A Bragard chef coat.

Where do you summer?
The same place where I autumn, winter, and spring - Manhattan. I hate the hot weather, but I don't realistically see a point in my future where I'm financially able to leave New York for more than a few weeks at a time. I have close friends who grew up in Long Beach, and the family still has the house, which is 2 blocks from the beach, so I try to go there as much as possible. I never even went to camp as a kid, save for one miserable week which coincided with me getting my period for the first time. I hate groups, I hate games, and as a 12-year old my idea of a perfect summer afternoon was watching Three's Company re-runs, making prank phone calls (in the idyllic pre-caller ID days) and eating diabetes-inducing amounts of ice cream.

What was your best dining experience in NYC?
Probably my first "fancy" dinner, about 7 years ago, at Daniel, was the best because I hadn't gone to cooking school or started to write about food yet, and I was just blown away by every single element of the experience, and I just took it as it came, and was so grateful for it.

What happened the last time you went to L.A.?
I spilled a glass of champagne on a comedian's wife. I was working and was so, so exhausted and miserable. It was the weekend Lisa "Left Eye" Lopez from TLC died. I ate a lot of Cobb salad and heard nasty gossip about Courtney Love.

If you could change one thing about New York, what would it be?
That fucking ice cream truck song. The same little ditty that plays in every roving ice cream truck in the five boroughs. I don't know who's in charge of that, but I would make a law that every truck has to have a different song, and none of them can be *that* song. I have a fantasy involving eggs and the ice cream truck, although I know the guy who's driving the truck did not write the song, and he probably hates it as much as I do.

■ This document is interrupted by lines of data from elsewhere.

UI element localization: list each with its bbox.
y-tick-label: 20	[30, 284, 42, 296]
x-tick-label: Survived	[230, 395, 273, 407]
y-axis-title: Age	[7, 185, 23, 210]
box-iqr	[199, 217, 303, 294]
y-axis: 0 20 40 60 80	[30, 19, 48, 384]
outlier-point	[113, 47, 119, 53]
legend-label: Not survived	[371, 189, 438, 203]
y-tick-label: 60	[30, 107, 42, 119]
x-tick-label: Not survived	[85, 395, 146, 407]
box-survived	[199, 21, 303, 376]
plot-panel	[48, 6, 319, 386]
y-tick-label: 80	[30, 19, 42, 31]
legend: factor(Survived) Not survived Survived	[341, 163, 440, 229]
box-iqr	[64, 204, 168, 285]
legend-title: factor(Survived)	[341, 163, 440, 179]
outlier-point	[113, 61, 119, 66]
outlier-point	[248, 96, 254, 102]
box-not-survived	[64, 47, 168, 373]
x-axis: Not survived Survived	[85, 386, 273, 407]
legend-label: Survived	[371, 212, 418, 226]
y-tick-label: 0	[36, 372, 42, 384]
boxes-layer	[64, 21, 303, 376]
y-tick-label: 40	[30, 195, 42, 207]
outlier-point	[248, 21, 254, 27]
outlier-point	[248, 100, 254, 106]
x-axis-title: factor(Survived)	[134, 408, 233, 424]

The End of The World is finally happening. What are you going to do with your last 24 hours in NYC?
If it's anything like 9/11, when I thought that maybe the world *was* ending, I'll be smoking tons of pot, drinking a bottle of Crown Royal, crying, hanging out with the cat and watching TV. So lame, but the logistics of meeting up with friends and family for a big perfect blowout celebration become infinitely more complicated when the phone doesn't work and the streets are closed.

Laurie's work has appeared in New York Times, Los Angeles Times, GQ, New York Post, Wine Enthusiast, Paper, Time Out New York, Channels, booksense.com, e-luxury.com (editorial); Food & Wine, Bon Appetit, James Beard Foundation Calendar (advertorial); Rough Guide to New York Restaurants (contributor). She recently edited and tested recipes for chef/author Anthony Bourdain and TV host/author Christopher Lowell.